Romaniello began working at Chicken Soup for the Soul in marketing and sponsorship sales with her current boss, chairman and CEO William J. Rouhana Jr.

“He realized that I was talented and taught me how to grow and run a business,” she says. Romaniello eventually began working as chief of staff for Rouhana. A large part of her job is implementing the business plans that Rouhana outlines, so when he decided to take Chicken Soup for the Soul Entertainment public, she jumped right in.

Romaniello says that she did not know much about the process of taking a company public when she first started on the venture, but saying yes to the opportunity and never looking back led her, and the company, to incredible success. “I was so nervous and felt like a fish out of water when I started this IPO process,” she says. “But I am so glad I said yes because I have learned so much.”

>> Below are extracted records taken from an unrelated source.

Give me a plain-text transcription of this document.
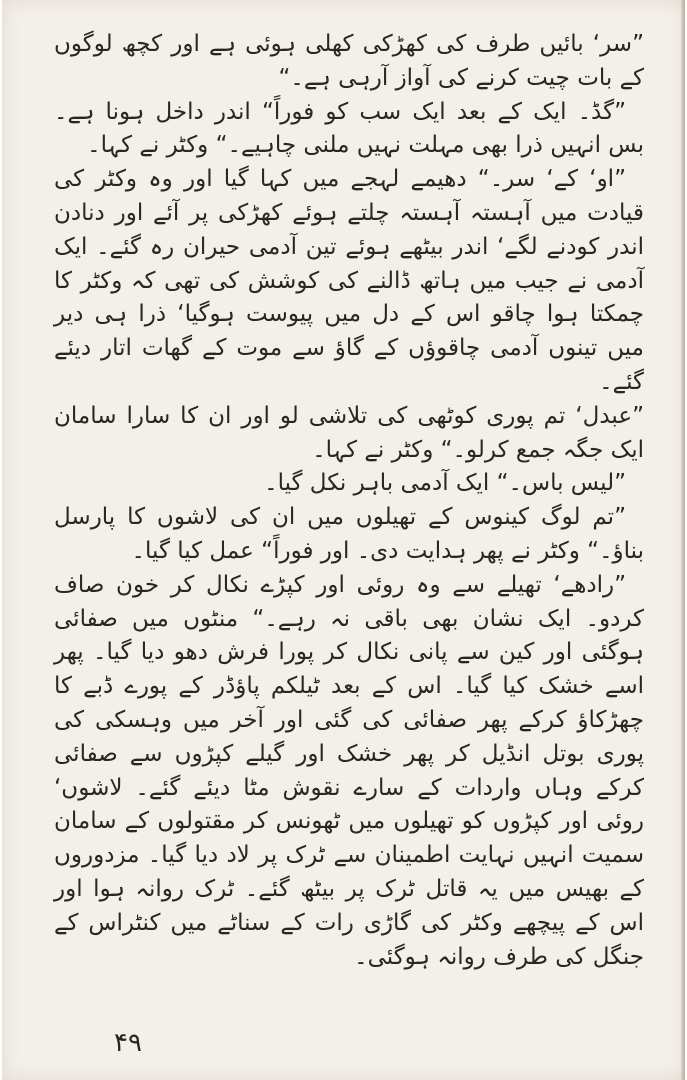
”سر‘ بائیں طرف کی کھڑکی کھلی ہوئی ہے اور کچھ لوگوں کے بات چیت کرنے کی آواز آرہی ہے۔“

”گڈ۔ ایک کے بعد ایک سب کو فوراً“ اندر داخل ہونا ہے۔ بس انہیں ذرا بھی مہلت نہیں ملنی چاہیے۔“ وکٹر نے کہا۔

”او‘ کے‘ سر۔“ دھیمے لہجے میں کہا گیا اور وہ وکٹر کی قیادت میں آہستہ آہستہ چلتے ہوئے کھڑکی پر آئے اور دنادن اندر کودنے لگے‘ اندر بیٹھے ہوئے تین آدمی حیران رہ گئے۔ ایک آدمی نے جیب میں ہاتھ ڈالنے کی کوشش کی تھی کہ وکٹر کا چمکتا ہوا چاقو اس کے دل میں پیوست ہوگیا‘ ذرا ہی دیر میں تینوں آدمی چاقوؤں کے گاؤ سے موت کے گھات اتار دیئے گئے۔

”عبدل‘ تم پوری کوٹھی کی تلاشی لو اور ان کا سارا سامان ایک جگہ جمع کرلو۔“ وکٹر نے کہا۔

”لیس باس۔“ ایک آدمی باہر نکل گیا۔

”تم لوگ کینوس کے تھیلوں میں ان کی لاشوں کا پارسل بناؤ۔“ وکٹر نے پھر ہدایت دی۔ اور فوراً“ عمل کیا گیا۔

”رادھے‘ تھیلے سے وہ روئی اور کپڑے نکال کر خون صاف کردو۔ ایک نشان بھی باقی نہ رہے۔“ منٹوں میں صفائی ہوگئی اور کین سے پانی نکال کر پورا فرش دھو دیا گیا۔ پھر اسے خشک کیا گیا۔ اس کے بعد ٹیلکم پاؤڈر کے پورے ڈبے کا چھڑکاؤ کرکے پھر صفائی کی گئی اور آخر میں وہسکی کی پوری بوتل انڈیل کر پھر خشک اور گیلے کپڑوں سے صفائی کرکے وہاں واردات کے سارے نقوش مٹا دیئے گئے۔ لاشوں‘ روئی اور کپڑوں کو تھیلوں میں ٹھونس کر مقتولوں کے سامان سمیت انہیں نہایت اطمینان سے ٹرک پر لاد دیا گیا۔ مزدوروں کے بھیس میں یہ قاتل ٹرک پر بیٹھ گئے۔ ٹرک روانہ ہوا اور اس کے پیچھے وکٹر کی گاڑی رات کے سناٹے میں کنٹراس کے جنگل کی طرف روانہ ہوگئی۔

۴۹
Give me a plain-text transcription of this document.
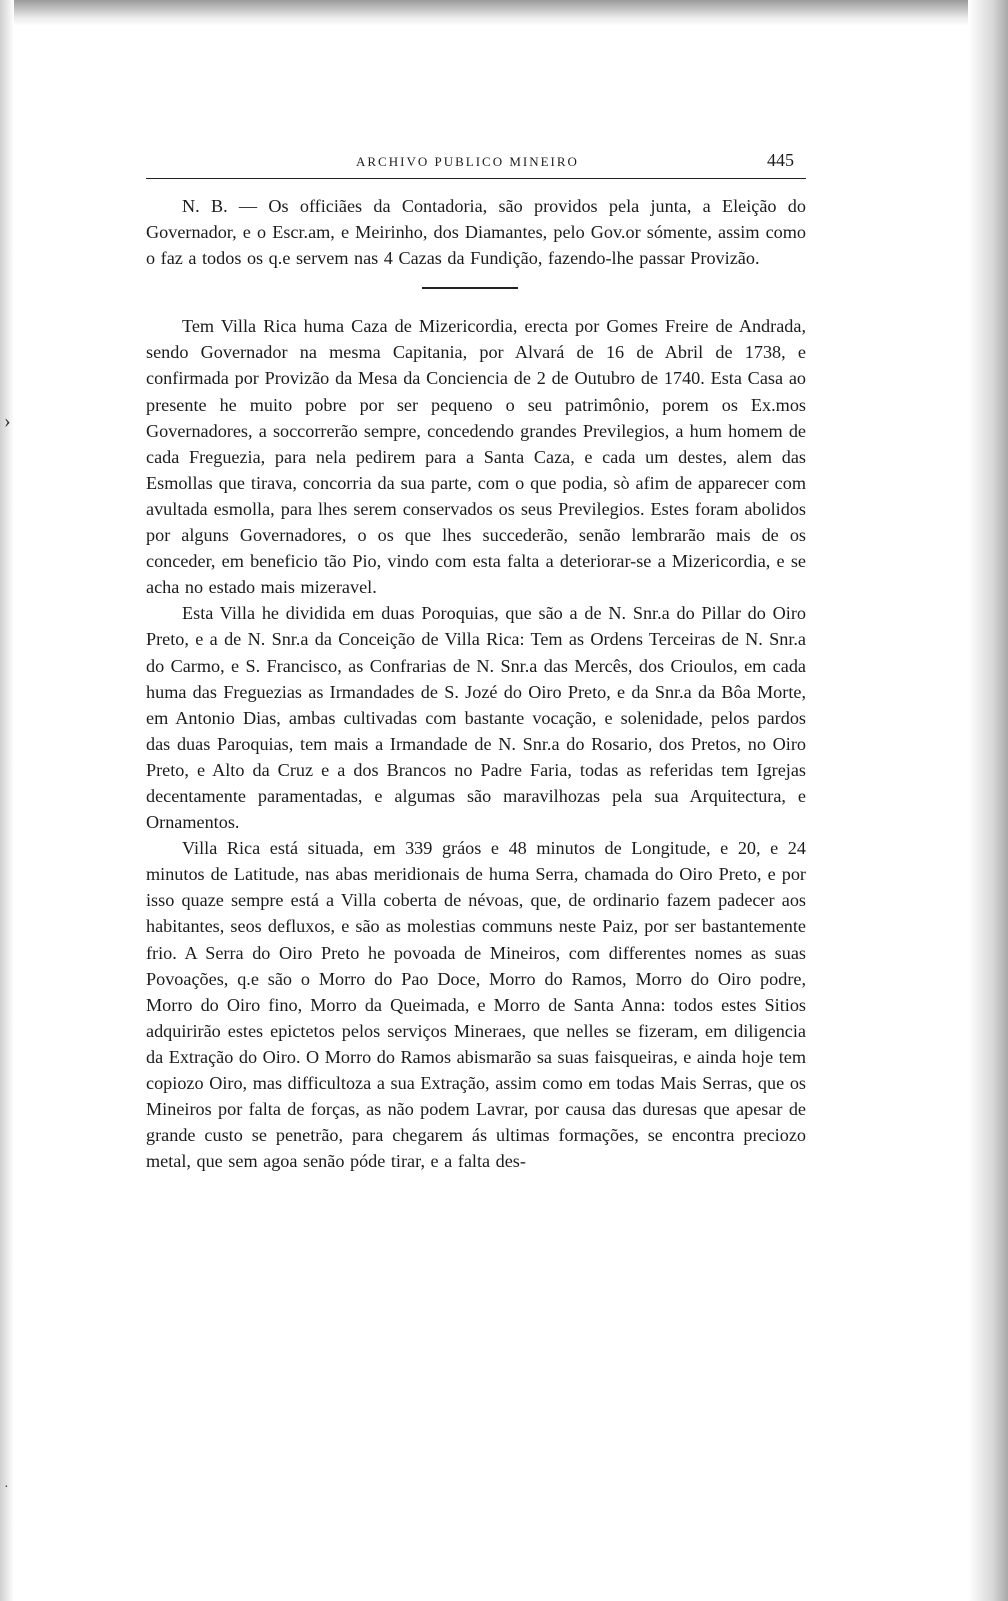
›
·
ARCHIVO PUBLICO MINEIRO	445

N. B. — Os officiães da Contadoria, são providos pela junta, a Eleição do Governador, e o Escr.am, e Meirinho, dos Diamantes, pelo Gov.or sómente, assim como o faz a todos os q.e servem nas 4 Cazas da Fundição, fazendo-lhe passar Provizão.

Tem Villa Rica huma Caza de Mizericordia, erecta por Gomes Freire de Andrada, sendo Governador na mesma Capitania, por Alvará de 16 de Abril de 1738, e confirmada por Provizão da Mesa da Conciencia de 2 de Outubro de 1740. Esta Casa ao presente he muito pobre por ser pequeno o seu patrimônio, porem os Ex.mos Governadores, a soccorrerão sempre, concedendo grandes Previlegios, a hum homem de cada Freguezia, para nela pedirem para a Santa Caza, e cada um destes, alem das Esmollas que tirava, concorria da sua parte, com o que podia, sò afim de apparecer com avultada esmolla, para lhes serem conservados os seus Previlegios. Estes foram abolidos por alguns Governadores, o os que lhes succederão, senão lembrarão mais de os conceder, em beneficio tão Pio, vindo com esta falta a deteriorar-se a Mizericordia, e se acha no estado mais mizeravel.

Esta Villa he dividida em duas Poroquias, que são a de N. Snr.a do Pillar do Oiro Preto, e a de N. Snr.a da Conceição de Villa Rica: Tem as Ordens Terceiras de N. Snr.a do Carmo, e S. Francisco, as Confrarias de N. Snr.a das Mercês, dos Crioulos, em cada huma das Freguezias as Irmandades de S. Jozé do Oiro Preto, e da Snr.a da Bôa Morte, em Antonio Dias, ambas cultivadas com bastante vocação, e solenidade, pelos pardos das duas Paroquias, tem mais a Irmandade de N. Snr.a do Rosario, dos Pretos, no Oiro Preto, e Alto da Cruz e a dos Brancos no Padre Faria, todas as referidas tem Igrejas decentamente paramentadas, e algumas são maravilhozas pela sua Arquitectura, e Ornamentos.

Villa Rica está situada, em 339 gráos e 48 minutos de Longitude, e 20, e 24 minutos de Latitude, nas abas meridionais de huma Serra, chamada do Oiro Preto, e por isso quaze sempre está a Villa coberta de névoas, que, de ordinario fazem padecer aos habitantes, seos defluxos, e são as molestias communs neste Paiz, por ser bastantemente frio. A Serra do Oiro Preto he povoada de Mineiros, com differentes nomes as suas Povoações, q.e são o Morro do Pao Doce, Morro do Ramos, Morro do Oiro podre, Morro do Oiro fino, Morro da Queimada, e Morro de Santa Anna: todos estes Sitios adquirirão estes epictetos pelos serviços Mineraes, que nelles se fizeram, em diligencia da Extração do Oiro. O Morro do Ramos abismarão sa suas faisqueiras, e ainda hoje tem copiozo Oiro, mas difficultoza a sua Extração, assim como em todas Mais Serras, que os Mineiros por falta de forças, as não podem Lavrar, por causa das duresas que apesar de grande custo se penetrão, para chegarem ás ultimas formações, se encontra preciozo metal, que sem agoa senão póde tirar, e a falta des-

Chicken Soup for the Soul Entertainment is a division of Chicken Soup for the Soul that creates and shares video content that aligns with the uplifting Chicken Soup for the Soul spirit. The company has series on CBS and Discovery Family, and an online short-form video series called “The Sip.” Romaniello says that taking CSS Entertainment public has many benefits, including the ability to expand their video content.

Romaniello’s role in the IPO process ranged from creating the investor presentations to ensuring that time was being used effectively, all while continuing to help run the company’s ongoing and growing business. CSS Entertainment went public through Regulation A+ filing, a new process.

“This process allows you to market your company for public offering before listing it on Nasdaq,” says Romaniello. “People are also able to buy shares before the company is officially listed.”

Filing via the Regulation A+ process also allowed CSS Entertainment to avoid the quiet period that most public offerings have to go through. “We could ask our millions of Facebook fans if they would invest, and we were able to talk to media outlets and tell them the story of why we were taking the company public,” says Romaniello.

Being able to speak publicly about the IPO and solicit fans to invest resulted in the company exceeding their investment goal “With a Regulation A+ Tier 2, you can raise up to $50 million. Our goal was to raise $30 million, and we were oversubscribed, which has never happened with a Regulation A+,” says Romaniello. “Other companies that have filed a Regulation A+ are on Nasdaq’s lowest tier, or on the New York Stock Exchange’s lowest tier, but we were the first company to be on the tier above that.”

After the huge success of their IPO, CSS Entertainment was invited by Nasdaq to ring the opening bell on Aug. 18. Romaniello accompanied Rouhana at the opening bell ceremony, and Sean Branagan, director of the Newhouse Center for Digital Media Entrepreneurship, joined them. Branagan works with a group that helps smaller companies go public.

“The group that helped take CSS Entertainment public is a SWAT team of market makers,” says Branagan. He provides insight to the group about what is happening and what people are interested in on a college campuses. He believes that CSS Entertainment’s IPO will help them grow as a company. “They are now able to make the company better because they have access to money, and they are going to build a serious, successful company.”

Romaniello and Branagan have stayed in touch since this process ended, and are looking for ways to possibly work together again. “Sean is not only a brilliant man, but a great investor,” Romaniello says. “He exudes positivity and he and I have begun talking about different ways to work with his connections to help the entertainment business.”

Although the IPO process is now complete, Romaniello continues to work on moving the business of CSS Entertainment forward. “I am constantly asking: is this helping move the needle? Is this moving the business forward? What’s the short-term impact? Long-term impact? How do we get everyone to work together to implement the strategy?”

She also continues to say yes to new opportunities, and encourages current Newhouse students to do the same. “You will learn so much more than if you say no. Even if you don’t know where you’re going or what you’re getting into or what it will lead to, just say yes.”

Mia Rossi is a senior broadcast and digital journalism student at the Newhouse School.